Hi Jacqui, we’re all about storytelling, is storytelling a big part of your work?
Yes, definitely. My background is in the film industry, so storytelling has always been a big part of my life. With my Street View images I’m always looking for moments that seem a little surreal and hopefully leave a lot to the imagination. I want people to get lost in the images and feel like they are in a different world, and perhaps even get a glimpse into my world.
I often think the images are more of a representation of my story and my agoraphobia than they are of the places themselves. I’m not trying to capture reality because I don’t think I am in a position to do so as I’m too far removed from the locations. I also try to select scenes that have a cinematic quality to them, which always feels a bit surprising coming from Street View. Often when I come across an image I love, I imagine a short scene in my head and I even hope one day I can explore the idea of turning them into short films.
Where do you get your inspiration from?
Firstly, film and photography. Photography is my number one love and I have spent the last 17 years studying photographers and their work. When I was in my 20’s I landed a job in the film industry working with a director who had the most amazing library of photo books. These books transported me to new worlds and I was instantly hooked. A few of my favourites are Luigi Ghirri, Harry Gruyaert and Stephen Shore.
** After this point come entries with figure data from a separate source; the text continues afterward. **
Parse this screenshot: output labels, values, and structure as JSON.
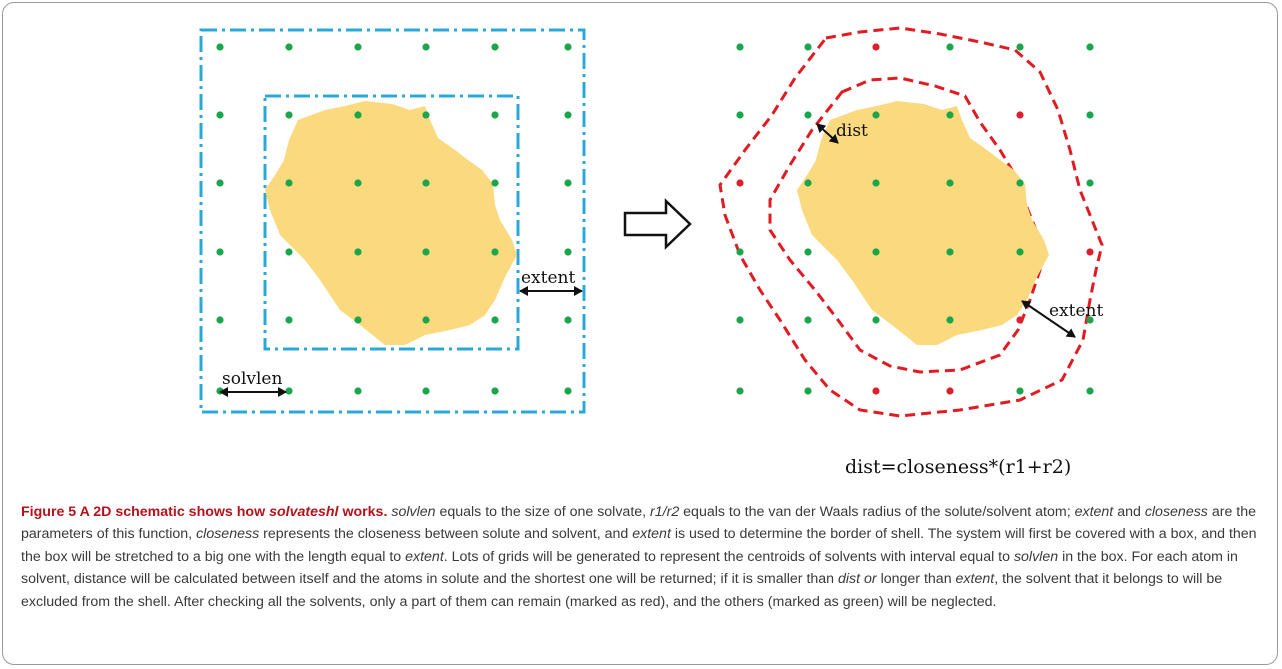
{
  "figure": {
    "labels": {
      "solvlen": "solvlen",
      "extent_left": "extent",
      "dist": "dist",
      "extent_right": "extent",
      "formula": "dist=closeness*(r1+r2)"
    },
    "colors": {
      "box": "#2aa8d8",
      "shell": "#e11b22",
      "green_dot": "#1aa64a",
      "red_dot": "#e01e2a",
      "solute": "#fbd97f"
    }
  },
  "caption": {
    "title_prefix": "Figure 5 A 2D schematic shows how ",
    "title_term": "solvateshl",
    "title_suffix": " works.",
    "segments": [
      {
        "t": " ",
        "i": false
      },
      {
        "t": "solvlen",
        "i": true
      },
      {
        "t": " equals to the size of one solvate, ",
        "i": false
      },
      {
        "t": "r1/r2",
        "i": true
      },
      {
        "t": " equals to the van der Waals radius of the solute/solvent atom; ",
        "i": false
      },
      {
        "t": "extent",
        "i": true
      },
      {
        "t": " and ",
        "i": false
      },
      {
        "t": "closeness",
        "i": true
      },
      {
        "t": " are the parameters of this function, ",
        "i": false
      },
      {
        "t": "closeness",
        "i": true
      },
      {
        "t": " represents the closeness between solute and solvent, and ",
        "i": false
      },
      {
        "t": "extent",
        "i": true
      },
      {
        "t": " is used to determine the border of shell. The system will first be covered with a box, and then the box will be stretched to a big one with the length equal to ",
        "i": false
      },
      {
        "t": "extent",
        "i": true
      },
      {
        "t": ". Lots of grids will be generated to represent the centroids of solvents with interval equal to ",
        "i": false
      },
      {
        "t": "solvlen",
        "i": true
      },
      {
        "t": " in the box. For each atom in solvent, distance will be calculated between itself and the atoms in solute and the shortest one will be returned; if it is smaller than ",
        "i": false
      },
      {
        "t": "dist or",
        "i": true
      },
      {
        "t": " longer than ",
        "i": false
      },
      {
        "t": "extent",
        "i": true
      },
      {
        "t": ", the solvent that it belongs to will be excluded from the shell. After checking all the solvents, only a part of them can remain (marked as red), and the others (marked as green) will be neglected.",
        "i": false
      }
    ]
  }
}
After working in film I moved into the digital world. I was really excited to see new ways of creating emotional content through the use of technology. From Snapchat to Machine Learning, it became obvious that new creative forms of expression were developing. So I started to think about ways I could combine my love for traditional craft and technology.
I was also inspired to do some good in the world. I have always admired people that are very open about their struggles in order to help others feel less alone. They gave me the strength to open up about my own mental health.
What makes a great Street View portrait, and have your opinions changed since you first started?
When I first started I was excited by everything I saw. From a camel crossing the street to dogs chasing the Google car, I found it all very new and interesting. I also loved the height of the camera and the fact that it is 360, which gives it a slightly warped perspective. Once I got over my initial excitement, I realised I was drawn to certain elements which helped me develop my own aesthetics and style. To give the images a more cinematic feel I needed a lot of space, so that drew me to smaller, more isolated towns. Light is very important, so I started to look at places close to the equator or locations with extreme temperatures. I’m also attracted to vibrant colours and interesting architecture. Once I find a place with all these elements, I spend a lot of time looking for the perfect capture. I’m always looking for the extraordinary in the everydayness.
I love the fact that I have control in the sense I can parachute into anywhere in the world. but at the same time, I don’t have control when it comes to the images, as they already exist and are frozen in time. So it’s incredibly hard to find the perfect shot. 28,000 screen captures later and I’m still looking for it.
What would you like to see more of from the creative industries?
I’ve always been drawn to the more edgy work. Advertising had been fixed for 40 – 50 years and it’s very obvious that it is in a massive transition and the resolution of this is both uncertain and very exciting, especially with technologies such as AI. I’m very intrigued to see what happens in all creative industries.
I would also like to see more exploration and experimentation in social media.I think platforms like Instagram are ripe for new creativity and I love seeing work that has been optimised to work on these platforms.
I’m also happy to see that there are far more creative campaigns focusing on social good these days. I hope this is more than a trend.
Have you got any winning tips for upcoming artists you wish someone had told you?
There are a few things that have stood out to me over the last few years. Telling the world that I struggle with my mental health was an incredibly hard step to take, but I’ve realised that the hardest things to share about yourself are often the most powerful, and they allow for deeper connections with other people. So it pays to be brave.
Believe in your own take on the world, which in turn can help create a cohesive body of work.
Social media is so important! I didn’t realise just how much so until I started this project. With platforms like Instagram you are so close to some of the most influential people in the creative industries and you’ve got a better chance of getting seen. It’s a great time to create.
And last of all, what’s next?
I’ve got a few project ideas I’m exploring. I’m still hoping to produce a book with my Street View images and I’m currently in discussion with Google about how this could work. It would also be great to have more exhibitions and I’m looking into doing something special in London. I’m also really keen to do an entirely new photographic series that involves the people that have reached out to discuss their agoraphobia and mental health with me. Through Instagram I’ve made connections with people from all over the world, from Kenya to Peru, who have really powerful stories to share. Of course, this might entail some travel, which I struggle with, but for the right project it would be worth it. I’m also playing around with ideas that involve Artificial intelligence. So a lot is going on.
Great stuff, thank you so much for contributing to our 3×3 Instagallery. Happy travels!